You're downbeat on the prospects for XYZ, which is currently trading at $35 per share. Over the next two months, you predict the stock will decline significantly.
To capitalize on this expected move lower, you buy (to open) one 37.50-strike put option with two months until expiration, which is asked at 3.85 (2.5 points intrinsic value + 1.35 points time value).
As such, you'll pay $385 to purchase one put option controlling 100 shares of XYZ (3.85 premium x 100 shares). Conversely, selling the same amount of stock short theoretically has you on the hook for $3,500.
In the best-case scenario, XYZ would fall clear down to zero by the time your option expired. This would reap the maximum potential profit on your option -- which would be $33.65 (strike price of 37.50 minus net debit of 3.85).
In fact, $33.65 (strike price less net debit) also happens to be the breakeven point on your purchased put option. This means you'll collect a profit as long as XYZ finishes anywhere below $33.65 upon expiration.

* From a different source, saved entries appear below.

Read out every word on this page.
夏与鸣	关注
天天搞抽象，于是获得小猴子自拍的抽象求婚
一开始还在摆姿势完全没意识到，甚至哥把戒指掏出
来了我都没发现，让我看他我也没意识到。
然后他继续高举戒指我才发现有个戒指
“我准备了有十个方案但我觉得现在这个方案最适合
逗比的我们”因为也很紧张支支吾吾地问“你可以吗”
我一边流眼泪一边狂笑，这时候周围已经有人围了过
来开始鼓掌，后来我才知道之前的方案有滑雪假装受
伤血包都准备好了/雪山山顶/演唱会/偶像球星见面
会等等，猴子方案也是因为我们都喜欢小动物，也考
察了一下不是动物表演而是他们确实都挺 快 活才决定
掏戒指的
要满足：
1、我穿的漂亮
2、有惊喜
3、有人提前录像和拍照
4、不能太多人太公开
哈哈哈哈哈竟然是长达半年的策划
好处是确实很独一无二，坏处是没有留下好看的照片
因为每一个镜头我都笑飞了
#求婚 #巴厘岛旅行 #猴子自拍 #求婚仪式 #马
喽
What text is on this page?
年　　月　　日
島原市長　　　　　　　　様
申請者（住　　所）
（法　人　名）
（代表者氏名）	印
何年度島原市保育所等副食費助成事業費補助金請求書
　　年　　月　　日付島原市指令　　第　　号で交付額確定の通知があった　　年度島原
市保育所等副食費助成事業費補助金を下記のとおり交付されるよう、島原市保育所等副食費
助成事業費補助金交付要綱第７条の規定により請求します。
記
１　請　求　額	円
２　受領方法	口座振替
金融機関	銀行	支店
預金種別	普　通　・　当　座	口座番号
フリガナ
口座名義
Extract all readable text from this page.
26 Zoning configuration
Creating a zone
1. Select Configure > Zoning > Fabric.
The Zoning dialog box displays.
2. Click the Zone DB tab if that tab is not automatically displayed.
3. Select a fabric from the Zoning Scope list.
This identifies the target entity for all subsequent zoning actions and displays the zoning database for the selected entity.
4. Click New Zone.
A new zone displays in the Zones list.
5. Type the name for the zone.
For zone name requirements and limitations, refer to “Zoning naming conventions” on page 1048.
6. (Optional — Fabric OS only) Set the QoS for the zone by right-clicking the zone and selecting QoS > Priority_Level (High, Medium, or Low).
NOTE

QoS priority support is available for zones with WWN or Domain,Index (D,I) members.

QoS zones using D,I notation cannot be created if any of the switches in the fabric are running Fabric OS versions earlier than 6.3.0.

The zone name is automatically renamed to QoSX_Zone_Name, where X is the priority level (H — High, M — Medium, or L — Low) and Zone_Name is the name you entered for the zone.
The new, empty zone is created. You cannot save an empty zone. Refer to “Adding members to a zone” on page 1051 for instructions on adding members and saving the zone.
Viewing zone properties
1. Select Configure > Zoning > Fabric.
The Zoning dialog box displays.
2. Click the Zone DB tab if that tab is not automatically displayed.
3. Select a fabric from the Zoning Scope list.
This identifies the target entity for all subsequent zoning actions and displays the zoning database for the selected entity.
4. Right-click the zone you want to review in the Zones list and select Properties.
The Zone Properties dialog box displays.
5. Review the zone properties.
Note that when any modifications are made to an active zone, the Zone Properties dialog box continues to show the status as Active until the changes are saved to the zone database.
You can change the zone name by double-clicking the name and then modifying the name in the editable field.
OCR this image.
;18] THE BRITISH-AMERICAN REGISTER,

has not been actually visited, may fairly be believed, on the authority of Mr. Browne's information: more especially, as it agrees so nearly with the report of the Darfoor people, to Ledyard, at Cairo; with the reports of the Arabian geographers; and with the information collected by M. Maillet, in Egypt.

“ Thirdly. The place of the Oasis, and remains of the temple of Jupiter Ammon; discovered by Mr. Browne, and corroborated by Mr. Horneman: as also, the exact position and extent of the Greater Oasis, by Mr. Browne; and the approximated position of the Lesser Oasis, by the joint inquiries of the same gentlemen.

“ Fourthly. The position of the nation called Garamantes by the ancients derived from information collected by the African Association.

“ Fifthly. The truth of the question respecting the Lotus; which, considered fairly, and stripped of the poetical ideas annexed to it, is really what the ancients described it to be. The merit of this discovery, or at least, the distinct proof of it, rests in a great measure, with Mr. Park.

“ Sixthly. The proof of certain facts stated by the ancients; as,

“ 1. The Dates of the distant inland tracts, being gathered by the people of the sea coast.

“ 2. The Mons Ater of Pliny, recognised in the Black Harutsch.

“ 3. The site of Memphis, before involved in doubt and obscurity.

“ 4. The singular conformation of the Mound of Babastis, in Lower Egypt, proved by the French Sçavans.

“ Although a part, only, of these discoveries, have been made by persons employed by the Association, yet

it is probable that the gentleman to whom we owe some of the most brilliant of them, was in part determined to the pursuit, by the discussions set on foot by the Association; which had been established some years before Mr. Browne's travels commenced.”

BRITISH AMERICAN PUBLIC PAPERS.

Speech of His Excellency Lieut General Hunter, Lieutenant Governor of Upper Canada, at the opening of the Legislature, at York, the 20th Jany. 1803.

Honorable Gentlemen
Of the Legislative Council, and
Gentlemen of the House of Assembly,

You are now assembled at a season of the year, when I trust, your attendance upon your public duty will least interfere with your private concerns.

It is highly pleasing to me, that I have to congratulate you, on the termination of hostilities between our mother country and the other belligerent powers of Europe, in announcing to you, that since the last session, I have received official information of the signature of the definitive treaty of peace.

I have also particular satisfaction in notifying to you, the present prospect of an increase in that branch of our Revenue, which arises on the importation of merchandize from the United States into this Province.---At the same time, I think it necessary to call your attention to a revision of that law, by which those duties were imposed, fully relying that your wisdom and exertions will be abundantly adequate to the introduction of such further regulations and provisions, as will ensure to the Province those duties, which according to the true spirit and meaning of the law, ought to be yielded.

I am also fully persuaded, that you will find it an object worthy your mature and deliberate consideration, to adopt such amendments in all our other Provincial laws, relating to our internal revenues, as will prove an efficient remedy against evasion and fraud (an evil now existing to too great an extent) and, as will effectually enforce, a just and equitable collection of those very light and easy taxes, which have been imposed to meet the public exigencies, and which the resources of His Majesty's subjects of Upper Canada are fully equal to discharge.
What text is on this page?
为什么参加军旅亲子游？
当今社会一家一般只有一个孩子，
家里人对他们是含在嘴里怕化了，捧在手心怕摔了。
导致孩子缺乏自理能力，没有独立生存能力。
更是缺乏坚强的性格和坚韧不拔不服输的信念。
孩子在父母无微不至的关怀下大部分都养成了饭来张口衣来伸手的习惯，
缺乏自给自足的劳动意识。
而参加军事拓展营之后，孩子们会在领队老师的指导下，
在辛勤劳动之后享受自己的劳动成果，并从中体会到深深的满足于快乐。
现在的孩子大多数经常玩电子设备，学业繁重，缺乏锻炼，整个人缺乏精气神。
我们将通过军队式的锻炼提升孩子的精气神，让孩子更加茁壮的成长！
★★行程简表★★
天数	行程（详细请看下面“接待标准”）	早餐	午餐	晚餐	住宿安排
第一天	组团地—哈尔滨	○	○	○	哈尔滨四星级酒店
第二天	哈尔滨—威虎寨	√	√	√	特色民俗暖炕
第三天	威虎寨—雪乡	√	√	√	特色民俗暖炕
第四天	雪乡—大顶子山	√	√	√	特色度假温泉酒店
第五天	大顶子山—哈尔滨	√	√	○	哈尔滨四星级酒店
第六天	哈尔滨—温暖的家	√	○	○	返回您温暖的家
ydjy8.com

If so, you'll have one of two choices:
You can sell to close your option, and pocket any gain in the contract's value as your profit on the play. For example, let's say XYZ is trading at $30 per share on expiration Friday. Your 37.50-strike put would be worth 7.50 (7.5 points intrinsic value; no time value remaining). By selling to close the option for $750, your profit would be $365 -- representing a 95% return on your original investment of $385.
(Meanwhile, a short seller could buy back his borrowed shares for $3,000, netting a gain of $500 -- or just 14.3% of the amount he initially risked.)
Alternately, rather than selling to close, you can exercise your option to sell 100 shares of XYZ at the strike price of $37.50.
The most you can possibly lose when trading long put options is limited to your initial cash outlay -- in this case, $385, plus any brokerage fees. This maximum loss will be realized if XYZ finishes at or above $37.50 upon expiration.
By comparison, should XYZ unexpectedly rally, a short seller's risk is theoretically unlimited.
As with all premium-buying strategies, holders of long put options will pay a richer premium when implied volatility is high relative to historical levels. Put buyers should compare the option's implied volatility against historical volatility readings for a comparable time frame, and capitalize on scenarios where options appear to be underpricing volatility.
As with calls, put options on a dividend-paying stock will price in the impact of any dividend set to be paid during the lifespan of the contracts. Whereas scheduled dividend payments lower the cost of call options, these occurrences raise the cost of put options, since the stock will move south on the ex-div date.